[pve-devel] [PATCH qemu-server 4/4] implement PoC migration to remote cluster/node

Wed Mar 11 09:48:29 CET 2020

On March 11, 2020 8:55 am, Alexandre DERUMIER wrote:
> Hi,
> 
> Thinking about cross-cluster migration,
> 
> is there any plan to share storage across different cluster?
> It's not uncommon to  have multiple cluster as we are currently limited by corosync, and a shared storage with differents pools.

not yet. I guess you are thinking about Ceph? if you have a pool per 
cluster, you could simply configure them (with appropriate names to 
avoid mis-usage) on all clusters, and we could add a third level to our 
proposed targetstorage map. e.g., for a migration from cluster a to 
cluster b:

local_ceph:ceph_cluster_a:1

where the '1' indicates that these two storages are 'shared' in the PVE 
sense of having identical content on both clusters. in that case, 
instead of allocating a new volume and starting an NDB mirror, we'd just 
need to rewrite the volid and that drive would be done.

we could extend the storage config schema to add a 'guests' property 
similar to the 'nodes' one, to limit the view to certain vmids. a remote 
incoming migration could then add the vmid to that list on the target 
cluster, a remote outgoing migration could remove it on the source 
cluster. alternatively, we could have such a list/list of ranges on the 
datacenter level instead of the storage level (to signify: these VMs 
belong to this cluster), and simply ignore anything else. I think I need 
to think more about this ;)

> It could avoid data copy and allow simple live migration (through the new websocket)

yes, and to do a final 'cleanup' you could then do a move disk, or you 
could keep the disk where it is forever.

> The main problem is unique ids.  Guid could be a solution, but only implemented for disk id, 
> we couln't track orphans disk associations with vmid.

the problem is that we'd like to have the vmid in the volid to track 
ownership. replacing that with a random ID does not solve the problem, 
as we'd still need to track ownership somehow. as soon as we put that 
somewhere, we are back to square one.

> and using guid for vmid too, we can't use tap|veth current scheme, as they are limited 15 bytes. 
> (guid are 128bits, so 16 bytes  + an extra byte for nic number).

they are also way less readable / memorable. generating a short ID for 
the NICs is not the issue I think.

> Of course, this should be optionnal. but if an guid is detected, we could allow cross cluster live migration without disk migration.

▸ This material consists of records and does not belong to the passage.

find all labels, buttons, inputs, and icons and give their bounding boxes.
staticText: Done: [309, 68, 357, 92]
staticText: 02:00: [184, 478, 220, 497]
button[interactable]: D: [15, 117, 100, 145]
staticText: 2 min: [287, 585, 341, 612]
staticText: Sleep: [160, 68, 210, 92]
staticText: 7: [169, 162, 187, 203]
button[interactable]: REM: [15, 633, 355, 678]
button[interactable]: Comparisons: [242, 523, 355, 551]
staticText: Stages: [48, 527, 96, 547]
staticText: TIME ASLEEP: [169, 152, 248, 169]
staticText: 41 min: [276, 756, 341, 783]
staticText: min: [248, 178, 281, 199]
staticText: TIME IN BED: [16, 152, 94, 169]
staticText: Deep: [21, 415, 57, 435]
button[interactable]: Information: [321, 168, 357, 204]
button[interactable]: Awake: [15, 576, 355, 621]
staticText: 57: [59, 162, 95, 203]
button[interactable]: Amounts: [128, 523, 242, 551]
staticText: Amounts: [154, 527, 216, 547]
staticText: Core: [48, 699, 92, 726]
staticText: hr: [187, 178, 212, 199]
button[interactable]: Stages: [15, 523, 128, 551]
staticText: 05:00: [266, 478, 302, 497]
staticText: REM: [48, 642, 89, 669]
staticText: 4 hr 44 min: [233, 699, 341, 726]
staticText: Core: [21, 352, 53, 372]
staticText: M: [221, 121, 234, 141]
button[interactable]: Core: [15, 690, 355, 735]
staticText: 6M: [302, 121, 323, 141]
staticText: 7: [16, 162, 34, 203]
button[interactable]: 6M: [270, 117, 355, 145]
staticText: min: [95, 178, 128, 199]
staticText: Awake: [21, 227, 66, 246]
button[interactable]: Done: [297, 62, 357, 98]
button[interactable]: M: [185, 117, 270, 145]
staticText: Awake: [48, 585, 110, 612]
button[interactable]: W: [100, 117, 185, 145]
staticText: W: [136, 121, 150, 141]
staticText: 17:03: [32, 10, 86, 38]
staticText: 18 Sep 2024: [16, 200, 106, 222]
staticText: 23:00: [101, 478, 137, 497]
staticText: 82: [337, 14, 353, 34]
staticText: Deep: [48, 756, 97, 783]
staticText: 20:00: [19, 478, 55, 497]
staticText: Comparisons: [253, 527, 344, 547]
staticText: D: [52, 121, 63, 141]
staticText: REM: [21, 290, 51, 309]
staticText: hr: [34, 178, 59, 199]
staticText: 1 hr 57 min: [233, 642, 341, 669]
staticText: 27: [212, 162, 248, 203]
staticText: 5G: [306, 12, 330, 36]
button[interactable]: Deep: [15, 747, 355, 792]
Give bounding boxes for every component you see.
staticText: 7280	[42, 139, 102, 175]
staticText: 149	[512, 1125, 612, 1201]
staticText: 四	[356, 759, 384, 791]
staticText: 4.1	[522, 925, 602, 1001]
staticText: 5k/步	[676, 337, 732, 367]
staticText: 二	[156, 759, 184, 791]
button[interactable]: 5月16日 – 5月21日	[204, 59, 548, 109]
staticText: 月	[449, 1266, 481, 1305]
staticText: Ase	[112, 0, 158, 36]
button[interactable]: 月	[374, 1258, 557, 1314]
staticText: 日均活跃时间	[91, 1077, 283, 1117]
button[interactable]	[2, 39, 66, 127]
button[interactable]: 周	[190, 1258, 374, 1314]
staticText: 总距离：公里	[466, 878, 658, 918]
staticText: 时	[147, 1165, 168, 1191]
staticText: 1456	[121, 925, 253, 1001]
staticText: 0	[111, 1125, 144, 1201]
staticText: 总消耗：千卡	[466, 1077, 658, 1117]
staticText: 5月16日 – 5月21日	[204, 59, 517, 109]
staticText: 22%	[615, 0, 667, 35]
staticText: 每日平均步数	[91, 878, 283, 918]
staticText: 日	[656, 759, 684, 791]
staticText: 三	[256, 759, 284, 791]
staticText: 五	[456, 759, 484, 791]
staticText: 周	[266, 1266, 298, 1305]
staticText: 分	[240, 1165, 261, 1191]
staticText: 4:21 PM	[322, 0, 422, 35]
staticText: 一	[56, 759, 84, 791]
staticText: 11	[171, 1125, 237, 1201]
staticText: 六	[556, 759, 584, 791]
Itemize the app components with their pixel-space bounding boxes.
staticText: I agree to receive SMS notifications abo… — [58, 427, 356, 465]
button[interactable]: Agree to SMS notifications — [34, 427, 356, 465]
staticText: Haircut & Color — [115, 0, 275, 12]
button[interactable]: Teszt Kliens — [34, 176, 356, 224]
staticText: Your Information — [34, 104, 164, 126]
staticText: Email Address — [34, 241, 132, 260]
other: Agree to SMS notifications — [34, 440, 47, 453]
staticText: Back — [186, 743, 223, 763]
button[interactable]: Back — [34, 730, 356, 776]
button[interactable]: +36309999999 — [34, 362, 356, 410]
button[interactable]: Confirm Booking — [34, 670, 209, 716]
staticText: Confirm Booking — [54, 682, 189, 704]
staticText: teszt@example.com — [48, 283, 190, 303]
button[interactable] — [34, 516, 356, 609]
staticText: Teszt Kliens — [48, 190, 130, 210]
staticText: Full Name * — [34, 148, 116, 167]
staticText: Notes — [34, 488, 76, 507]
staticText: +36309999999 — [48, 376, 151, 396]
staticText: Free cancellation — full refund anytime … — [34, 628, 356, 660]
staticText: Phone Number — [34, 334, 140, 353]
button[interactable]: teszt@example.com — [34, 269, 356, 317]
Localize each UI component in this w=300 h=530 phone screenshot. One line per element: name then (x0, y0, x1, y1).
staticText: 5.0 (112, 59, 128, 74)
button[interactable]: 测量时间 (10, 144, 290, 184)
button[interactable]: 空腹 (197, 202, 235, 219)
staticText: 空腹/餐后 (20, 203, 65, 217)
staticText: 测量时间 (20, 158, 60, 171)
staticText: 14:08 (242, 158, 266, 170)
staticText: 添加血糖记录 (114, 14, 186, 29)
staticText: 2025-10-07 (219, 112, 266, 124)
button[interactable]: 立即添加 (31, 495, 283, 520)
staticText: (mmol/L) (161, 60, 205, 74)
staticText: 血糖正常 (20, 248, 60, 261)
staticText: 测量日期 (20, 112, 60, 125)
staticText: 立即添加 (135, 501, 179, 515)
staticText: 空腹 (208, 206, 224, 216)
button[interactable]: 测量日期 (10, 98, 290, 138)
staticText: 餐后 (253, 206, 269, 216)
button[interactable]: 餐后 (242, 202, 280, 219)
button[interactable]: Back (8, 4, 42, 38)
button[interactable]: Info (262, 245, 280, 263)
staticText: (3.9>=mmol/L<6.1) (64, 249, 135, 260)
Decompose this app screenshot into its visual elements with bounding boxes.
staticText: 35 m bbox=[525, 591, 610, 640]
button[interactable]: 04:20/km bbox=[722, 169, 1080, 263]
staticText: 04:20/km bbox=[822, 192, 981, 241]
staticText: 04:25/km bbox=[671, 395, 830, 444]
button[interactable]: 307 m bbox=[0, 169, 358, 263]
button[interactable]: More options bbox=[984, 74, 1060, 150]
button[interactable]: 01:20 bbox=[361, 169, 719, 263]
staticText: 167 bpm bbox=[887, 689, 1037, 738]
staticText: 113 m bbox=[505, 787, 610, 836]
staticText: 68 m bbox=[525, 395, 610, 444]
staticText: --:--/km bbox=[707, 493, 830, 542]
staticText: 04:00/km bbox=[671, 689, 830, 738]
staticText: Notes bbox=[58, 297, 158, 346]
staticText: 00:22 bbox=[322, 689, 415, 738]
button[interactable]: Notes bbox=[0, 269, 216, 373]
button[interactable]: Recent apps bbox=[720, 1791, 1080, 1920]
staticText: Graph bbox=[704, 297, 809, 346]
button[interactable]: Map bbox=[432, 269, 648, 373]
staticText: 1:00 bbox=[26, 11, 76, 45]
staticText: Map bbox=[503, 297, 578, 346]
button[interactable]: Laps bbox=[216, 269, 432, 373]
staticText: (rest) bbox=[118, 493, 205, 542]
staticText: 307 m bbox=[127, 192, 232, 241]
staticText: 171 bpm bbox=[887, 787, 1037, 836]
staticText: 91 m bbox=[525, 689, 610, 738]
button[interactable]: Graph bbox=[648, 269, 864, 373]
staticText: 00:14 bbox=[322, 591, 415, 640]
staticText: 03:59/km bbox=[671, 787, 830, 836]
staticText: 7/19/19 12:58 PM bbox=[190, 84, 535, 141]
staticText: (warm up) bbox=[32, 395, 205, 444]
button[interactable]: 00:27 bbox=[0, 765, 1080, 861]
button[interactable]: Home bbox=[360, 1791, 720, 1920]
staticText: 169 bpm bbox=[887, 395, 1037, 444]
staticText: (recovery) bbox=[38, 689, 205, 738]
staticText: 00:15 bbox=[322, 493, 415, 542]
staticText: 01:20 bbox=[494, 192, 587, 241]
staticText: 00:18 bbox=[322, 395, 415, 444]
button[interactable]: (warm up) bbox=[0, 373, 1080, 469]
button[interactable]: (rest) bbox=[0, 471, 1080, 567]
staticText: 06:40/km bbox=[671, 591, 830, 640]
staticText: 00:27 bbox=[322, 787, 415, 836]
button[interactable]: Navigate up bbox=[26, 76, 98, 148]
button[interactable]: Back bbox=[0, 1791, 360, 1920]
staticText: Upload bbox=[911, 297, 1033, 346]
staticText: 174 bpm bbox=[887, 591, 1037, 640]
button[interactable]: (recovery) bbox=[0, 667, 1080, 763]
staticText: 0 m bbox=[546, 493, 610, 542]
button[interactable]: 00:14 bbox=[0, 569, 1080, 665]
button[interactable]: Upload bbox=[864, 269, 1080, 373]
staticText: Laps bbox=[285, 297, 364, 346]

as long as you somehow ensure that VMIDs don't conflict between 
clusters[1] a sort of shared storage migration would easily be possible. 
you could even not give any user allocatespace permission on the 
storages that are owned by other clusters. it kind of conflicts with 
another idea that I have been toying with though, which is 'targetvmid' 
to enable cross-cluster migration where the VMID does have a conflict ;)

1: e.g., by having a naming scheme where the VMID is prefixed by some 
sort of short cluster ID